DataScience: Study on K-Means and K-Medoids
Introduction:
This report is providing the details analysis of two of the clustering solutions, namely K-means and K-Medoids. Here we are using the 1984 US Congress voting dataset available in mlbench package in R for understanding on how these two clustering solutions work. US Congress voting dataset has 435 observations and 17 different variables. First variable in this dataset contains the class information which provides the details about to which class each of the observation belongs to or voted. So, there are totally 2 different classes/parties to which each observation/person has chosen one among two available parties or classes. There are total of 435 observations and there is some pattern which is followed by remaining 16 variables in choosing the class/party to which each observation has voted. Of the available 435 observations we had 392 observations with missing values/NA either in one or more variables. So, I’m starting my analysis report by performing data preprocessing and then perform clustering on the processed data using various methods available for both clustering and perform comparison study between clustering solutions using available performance measurements and use silhouette values and plots to investigate the cluster stability.
Description:
Data Preprocessing:
Since the available data is not in the best form to perform clustering directly on the data so we need to perform data preprocessing to decide on what we are going to do with missing values in the dataset. We have 3 options here either to ignore the observations with missing values(this is the bad idea as we are going to lose majority of observation as many as 392 out of 435 observations) or substitute “no” to all missing values taking into consideration that people didn’t vote which means they would have voted “no” even if they voted(I’m not considering this point as people might be busy in personal work or other personal related stuff, since we always use the analyzed report for future predictions so we cannot consider people who haven’t voted this time will not vote next time also) and last option we have is imputing the missing values using some of the available algorithms(I’m going with imputing the missing values). After observing the data, I have decided to impute the missing values using “mice” function with random forest method to find best replacement for missing values. We are going with random forest to predict the missing values than Logistic Regression because Random forest is a versatile algorithm (it can do regression also) and can be expected to outperform logistic regression in medium or small dataset. And we are converting the data into binary data(1/0 ‘s).
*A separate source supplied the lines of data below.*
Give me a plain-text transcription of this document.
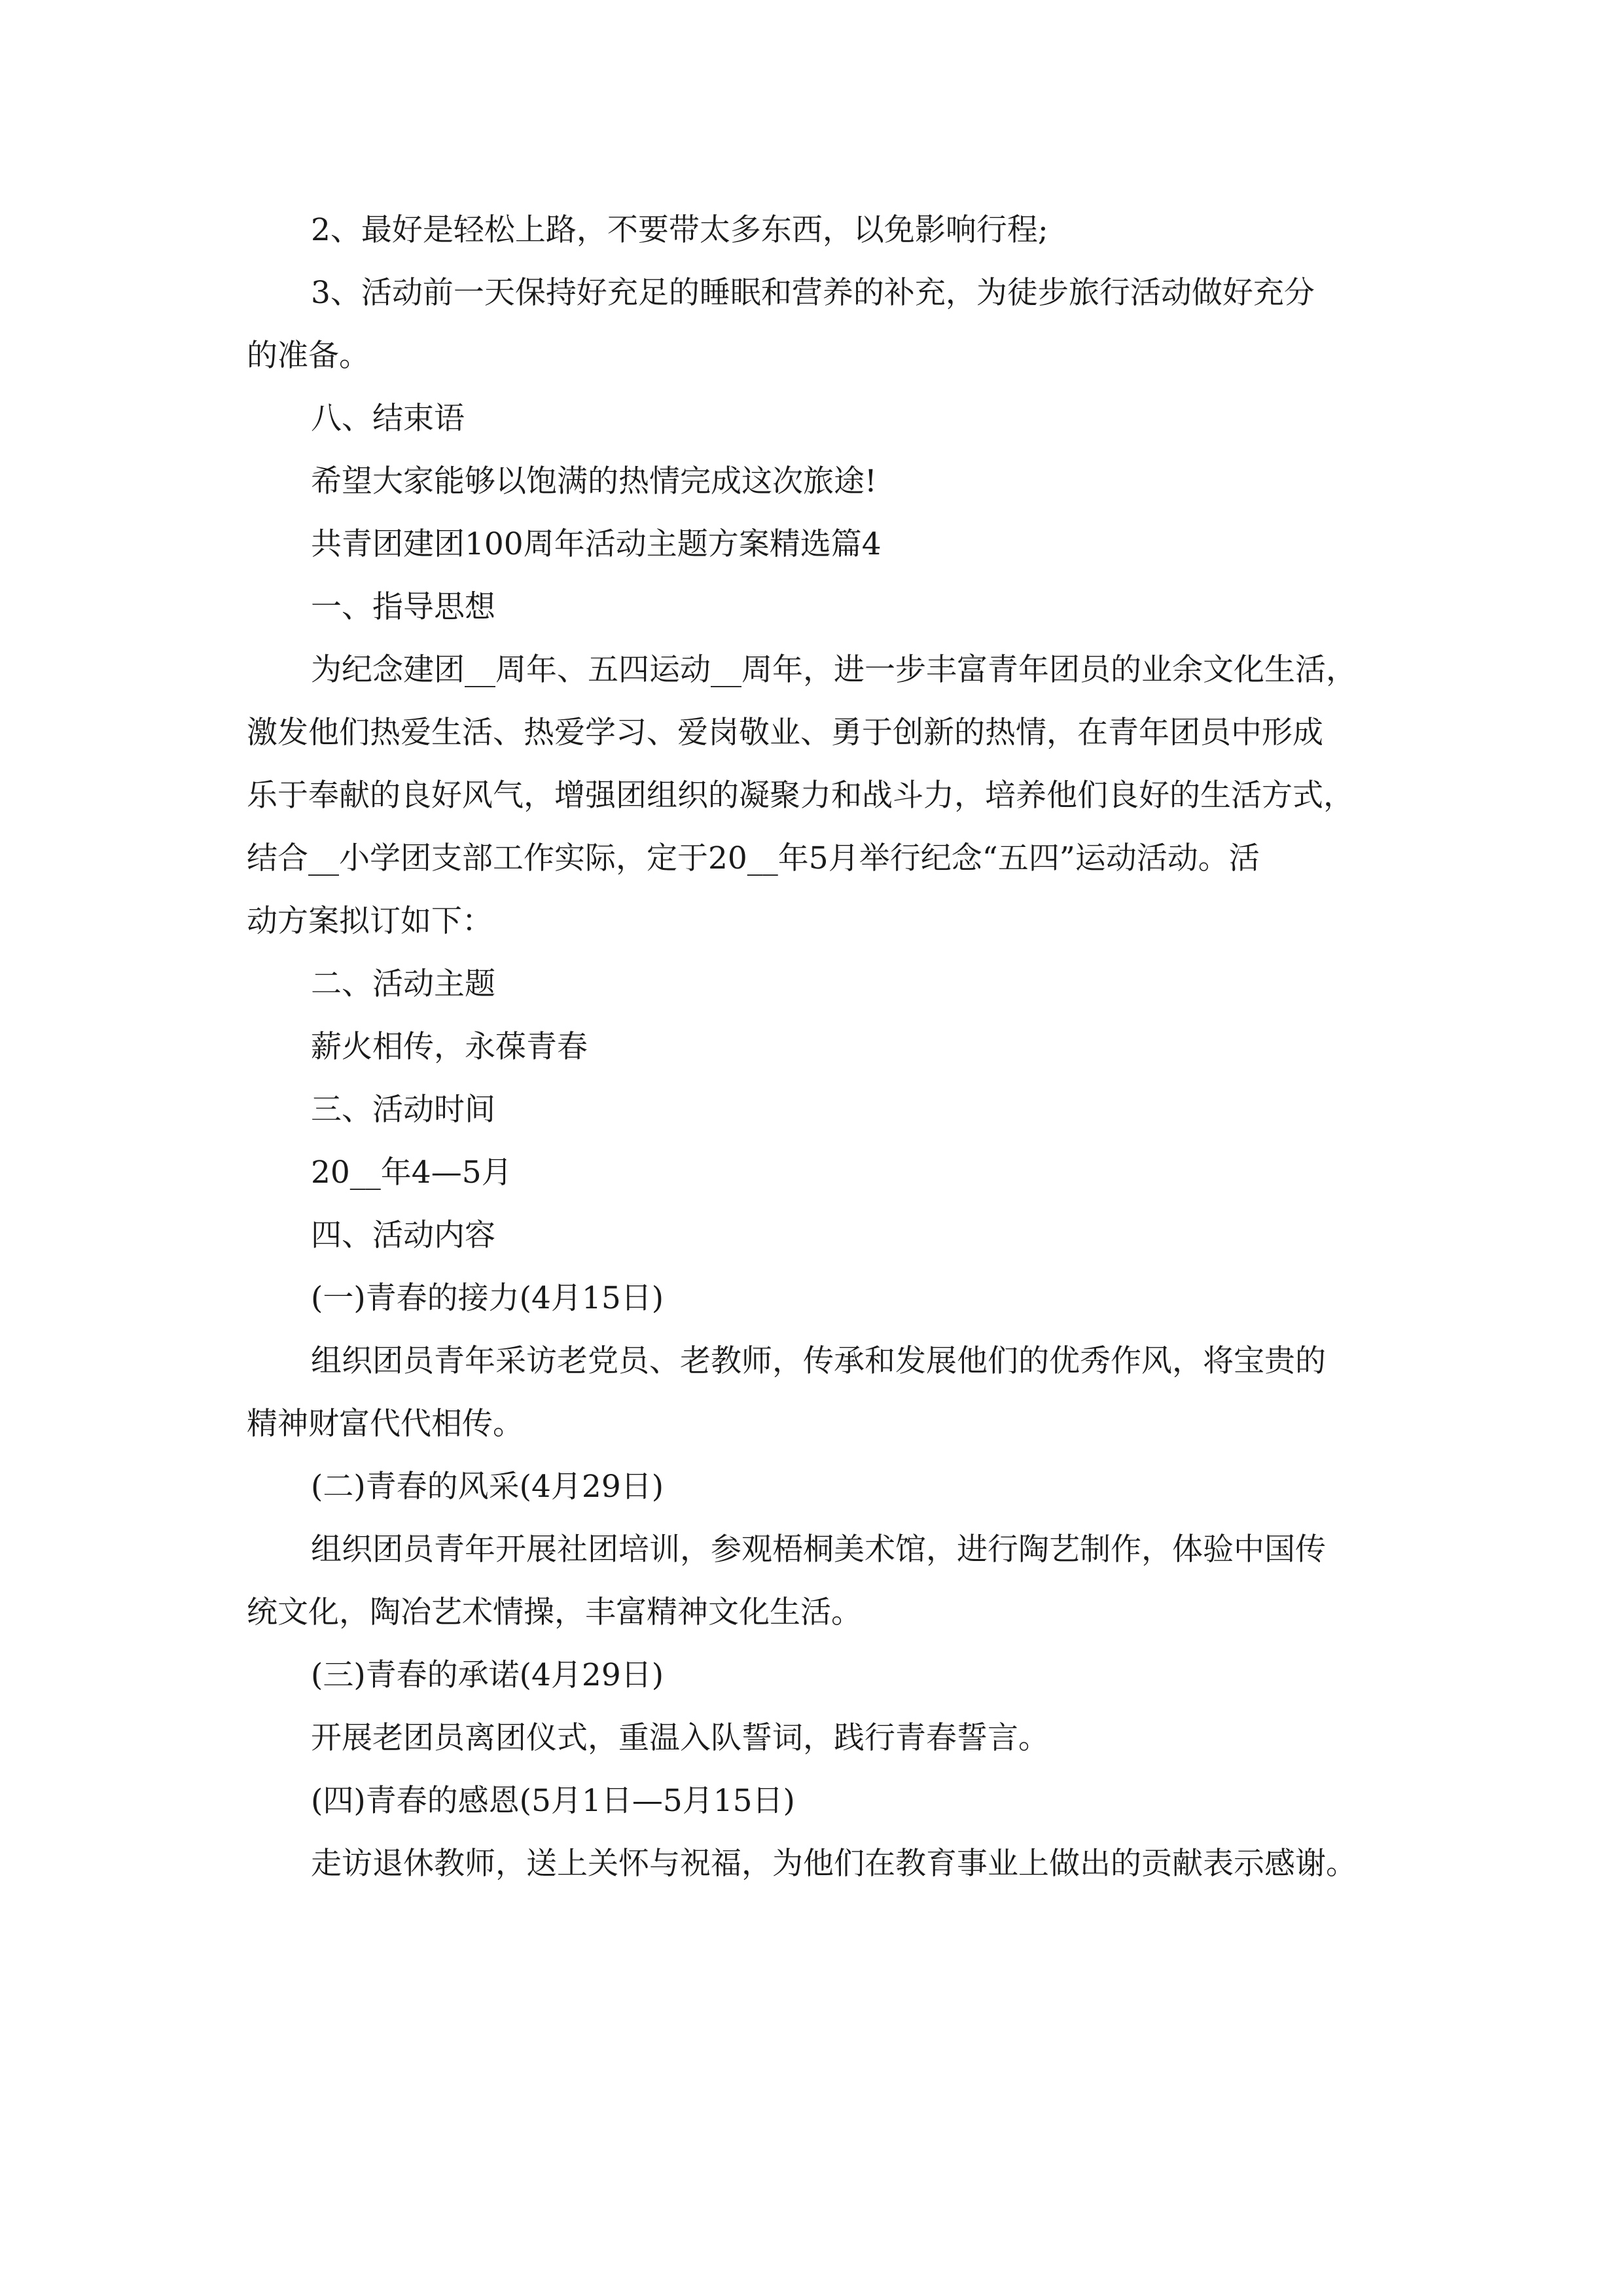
2、最好是轻松上路，不要带太多东西，以免影响行程;

3、活动前一天保持好充足的睡眠和营养的补充，为徒步旅行活动做好充分

的准备。

八、结束语

希望大家能够以饱满的热情完成这次旅途!

共青团建团100周年活动主题方案精选篇4

一、指导思想

为纪念建团__周年、五四运动__周年，进一步丰富青年团员的业余文化生活，

激发他们热爱生活、热爱学习、爱岗敬业、勇于创新的热情，在青年团员中形成

乐于奉献的良好风气，增强团组织的凝聚力和战斗力，培养他们良好的生活方式，

结合__小学团支部工作实际，定于20__年5月举行纪念“五四”运动活动。活

动方案拟订如下：

二、活动主题

薪火相传，永葆青春

三、活动时间

20__年4—5月

四、活动内容

(一)青春的接力(4月15日)

组织团员青年采访老党员、老教师，传承和发展他们的优秀作风，将宝贵的

精神财富代代相传。

(二)青春的风采(4月29日)

组织团员青年开展社团培训，参观梧桐美术馆，进行陶艺制作，体验中国传

统文化，陶冶艺术情操，丰富精神文化生活。

(三)青春的承诺(4月29日)

开展老团员离团仪式，重温入队誓词，践行青春誓言。

(四)青春的感恩(5月1日—5月15日)

走访退休教师，送上关怀与祝福，为他们在教育事业上做出的贡献表示感谢。
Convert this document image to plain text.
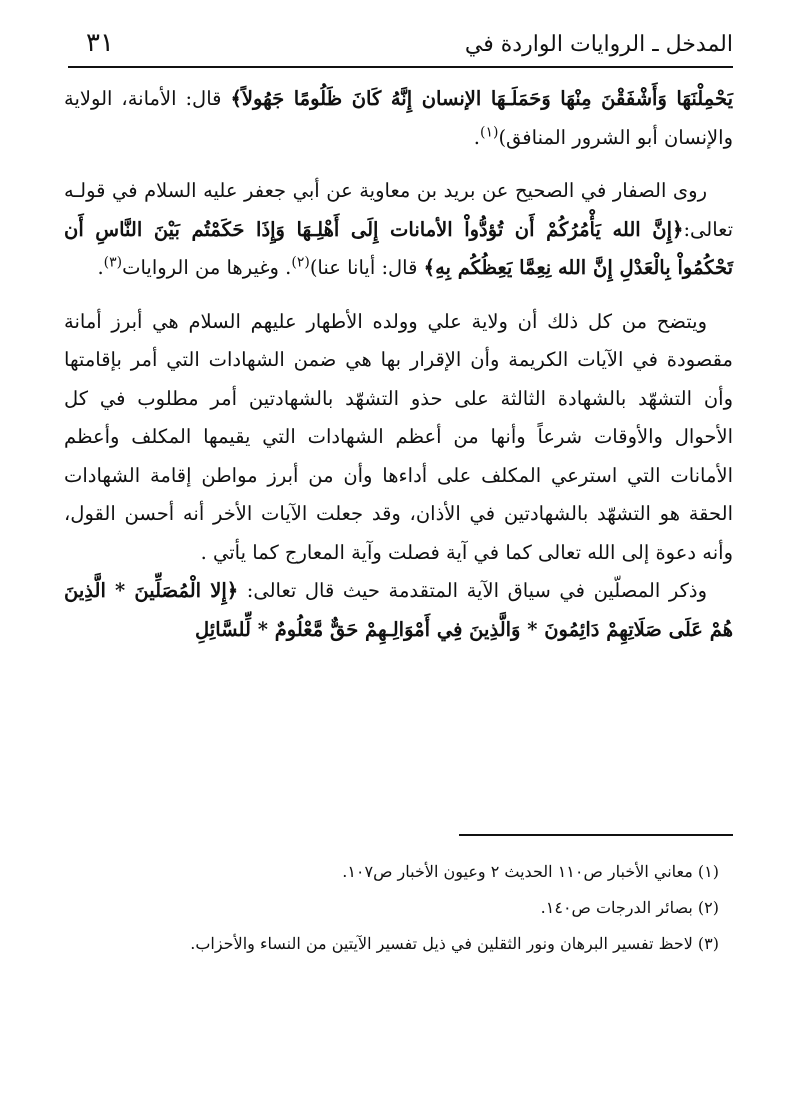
المدخل ـ الروايات الواردة في
٣١

يَحْمِلْنَهَا وَأَشْفَقْنَ مِنْهَا وَحَمَلَـهَا الإنسان إِنَّهُ كَانَ ظَلُومًا جَهُولاً﴾ قال: الأمانة، الولاية والإنسان أبو الشرور المنافق)$^{(١)}$.

روى الصفار في الصحيح عن بريد بن معاوية عن أبي جعفر عليه السلام في قولـه تعالى:﴿إِنَّ الله يَأْمُرُكُمْ أَن تُؤدُّواْ الأمانات إِلَى أَهْلِـهَا وَإِذَا حَكَمْتُم بَيْنَ النَّاسِ أَن تَحْكُمُواْ بِالْعَدْلِ إِنَّ الله نِعِمَّا يَعِظُكُم بِهِ﴾ قال: أيانا عنا)$^{(٢)}$. وغيرها من الروايات$^{(٣)}$.

ويتضح من كل ذلك أن ولاية علي وولده الأطهار عليهم السلام هي أبرز أمانة مقصودة في الآيات الكريمة وأن الإقرار بها هي ضمن الشهادات التي أمر بإقامتها وأن التشهّد بالشهادة الثالثة على حذو التشهّد بالشهادتين أمر مطلوب في كل الأحوال والأوقات شرعاً وأنها من أعظم الشهادات التي يقيمها المكلف وأعظم الأمانات التي استرعي المكلف على أداءها وأن من أبرز مواطن إقامة الشهادات الحقة هو التشهّد بالشهادتين في الأذان، وقد جعلت الآيات الأخر أنه أحسن القول، وأنه دعوة إلى الله تعالى كما في آية فصلت وآية المعارج كما يأتي .

وذكر المصلّين في سياق الآية المتقدمة حيث قال تعالى: ﴿إِلا الْمُصَلِّينَ * الَّذِينَ هُمْ عَلَى صَلَاتِهِمْ دَائِمُونَ * وَالَّذِينَ فِي أَمْوَالِـهِمْ حَقٌّ مَّعْلُومٌ * لِّلسَّائِلِ

(١) معاني الأخبار ص١١٠ الحديث ٢ وعيون الأخبار ص١٠٧.

(٢) بصائر الدرجات ص١٤٠.

(٣) لاحظ تفسير البرهان ونور الثقلين في ذيل تفسير الآيتين من النساء والأحزاب.
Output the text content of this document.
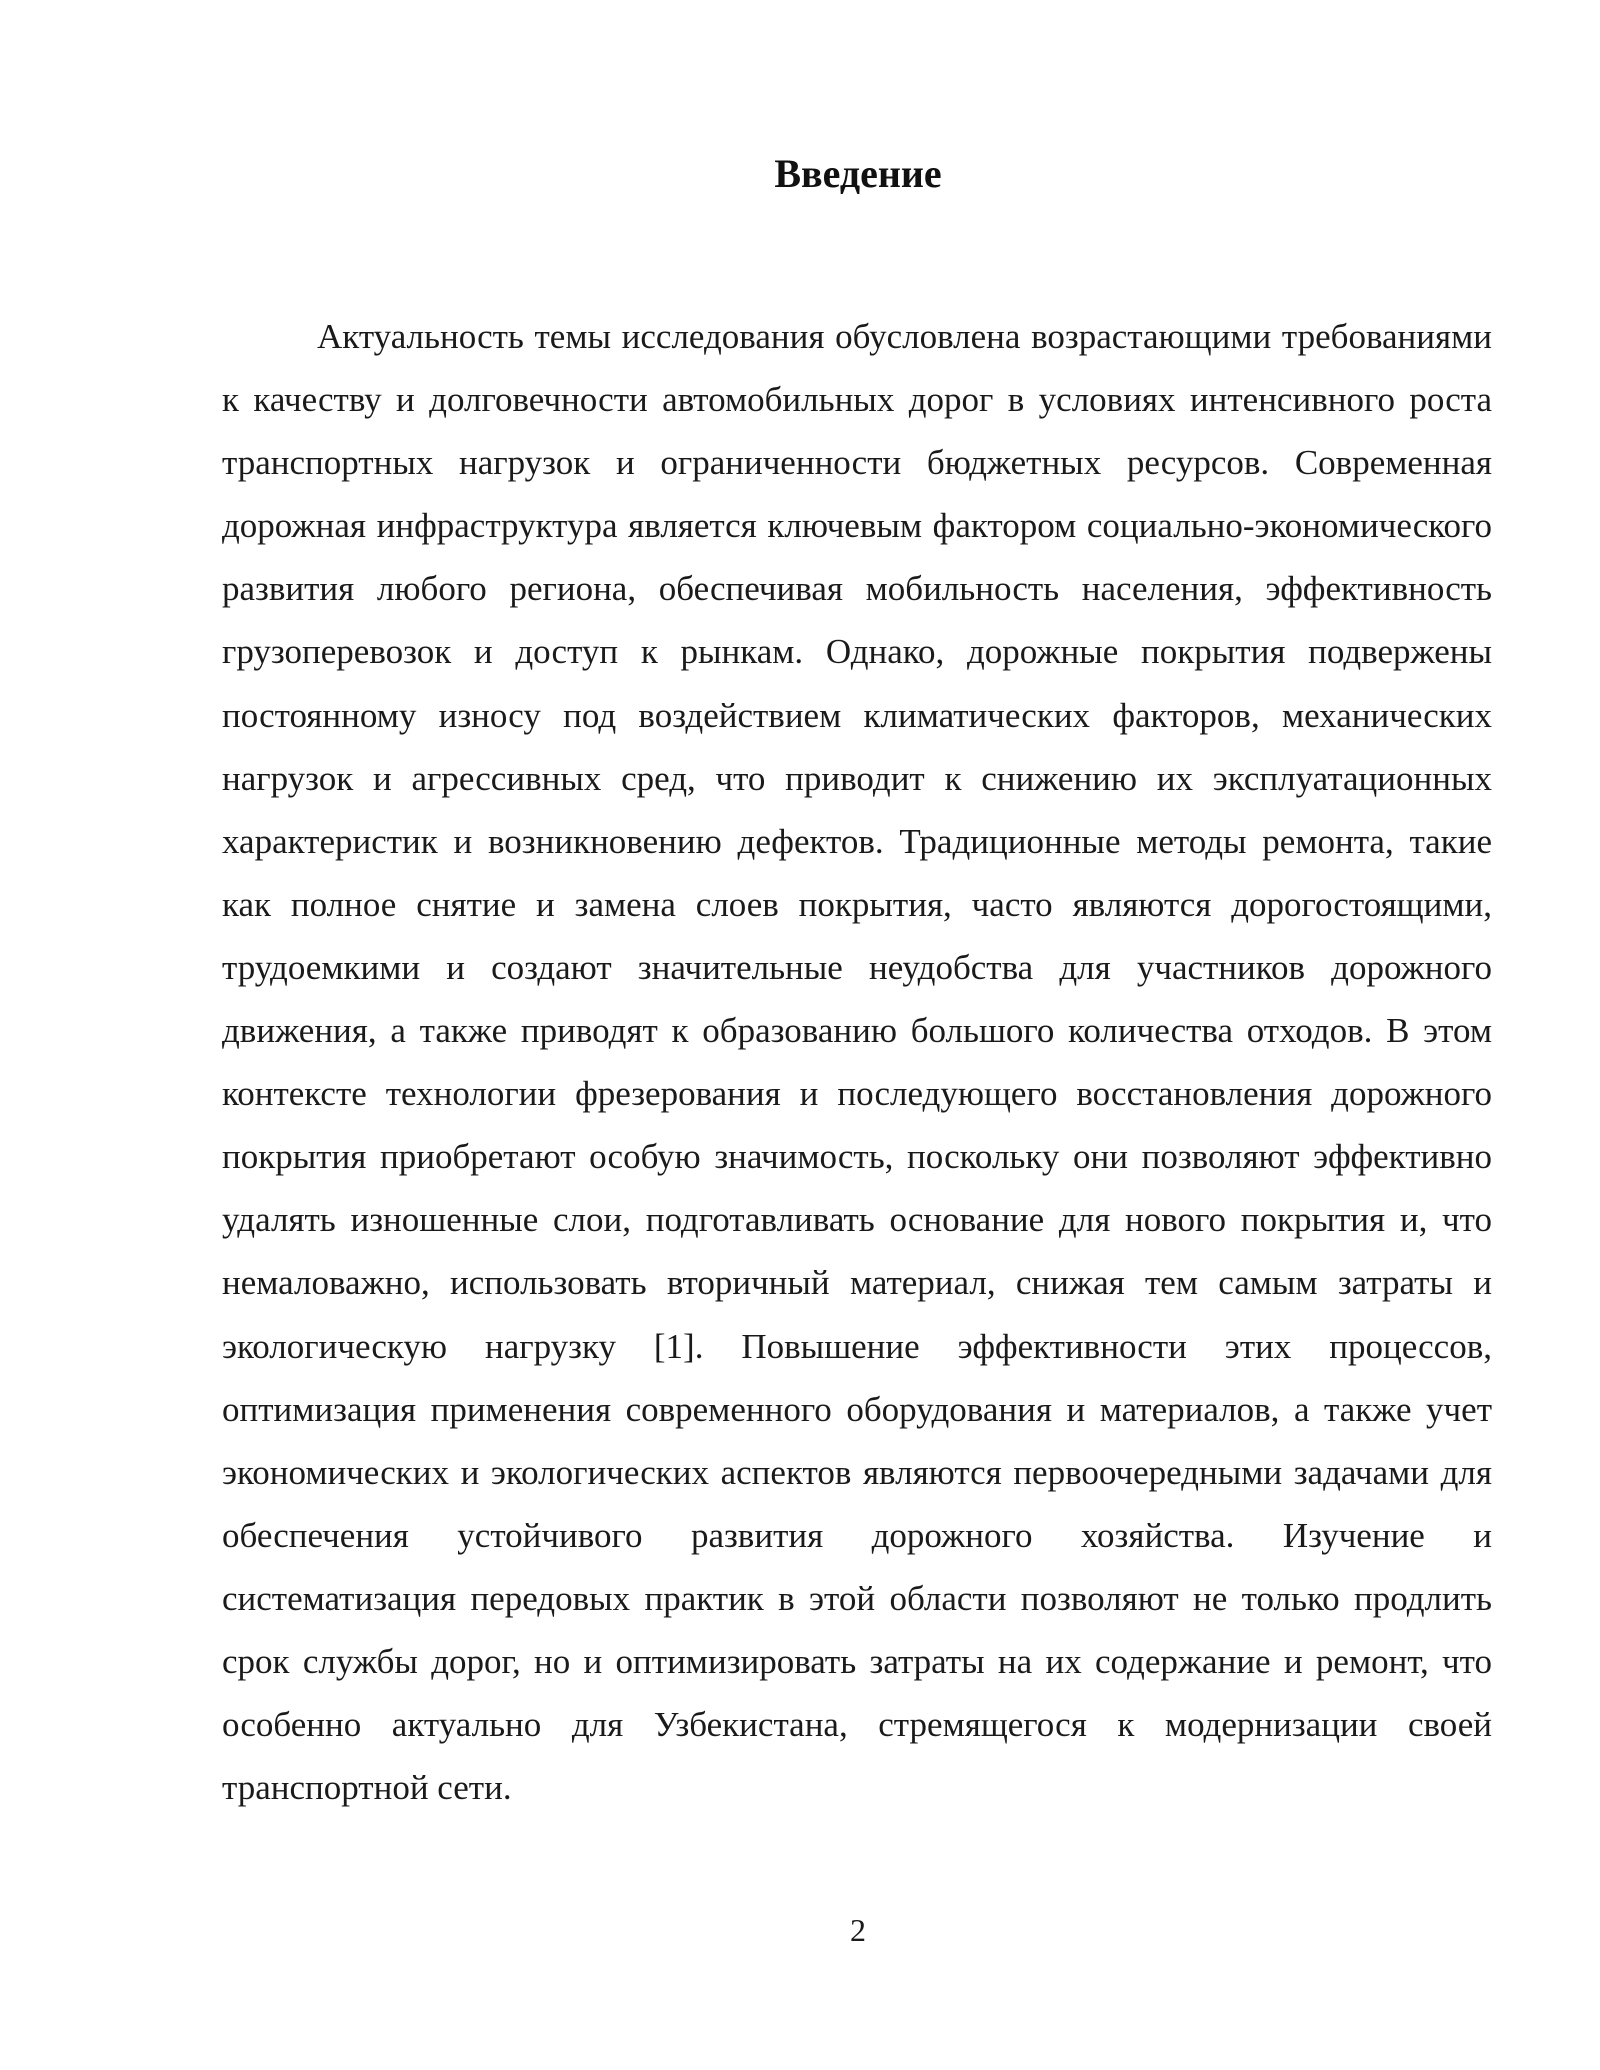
Введение

Актуальность темы исследования обусловлена возрастающими требованиями к качеству и долговечности автомобильных дорог в условиях интенсивного роста транспортных нагрузок и ограниченности бюджетных ресурсов. Современная дорожная инфраструктура является ключевым фактором социально-экономического развития любого региона, обеспечивая мобильность населения, эффективность грузоперевозок и доступ к рынкам. Однако, дорожные покрытия подвержены постоянному износу под воздействием климатических факторов, механических нагрузок и агрессивных сред, что приводит к снижению их эксплуатационных характеристик и возникновению дефектов. Традиционные методы ремонта, такие как полное снятие и замена слоев покрытия, часто являются дорогостоящими, трудоемкими и создают значительные неудобства для участников дорожного движения, а также приводят к образованию большого количества отходов. В этом контексте технологии фрезерования и последующего восстановления дорожного покрытия приобретают особую значимость, поскольку они позволяют эффективно удалять изношенные слои, подготавливать основание для нового покрытия и, что немаловажно, использовать вторичный материал, снижая тем самым затраты и экологическую нагрузку [1]. Повышение эффективности этих процессов, оптимизация применения современного оборудования и материалов, а также учет экономических и экологических аспектов являются первоочередными задачами для обеспечения устойчивого развития дорожного хозяйства. Изучение и систематизация передовых практик в этой области позволяют не только продлить срок службы дорог, но и оптимизировать затраты на их содержание и ремонт, что особенно актуально для Узбекистана, стремящегося к модернизации своей транспортной сети.

2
K- Means: Let us start our cluster analysis with K-means. In K-means clustering we select the number of clustering based on the Total Within Group Sum of Squares (WGSS) value. Here I’m calculating WGSS for k = 1 to 10 and after running the algorithm and plotting k vs WGSS I decide to take k = 2 (fig 2). We see from the plot that there is not much variation in selecting k = 2 or k = 3 to 10. Even calculating the Percent of variation, we see that k = 2 has percent of variation which is more when compared to others. After running k-means with different algorithms available such as “Hartigan-Wong”, “Lloyd”, “Forgy” and “MacQueen” we see that “Hartigan-Wong” produced least Total Within Group Sum of Squares for k = 2. So, for K = 2 we have Total Within Group Sum of Square value equals 983.7644 and size of each cluster is 200 and 300 respectively. Misclassification rate suggest that 53 observations have been misclassified, that is ~12% of observation where misclassified. Mean of cluster is 1.46.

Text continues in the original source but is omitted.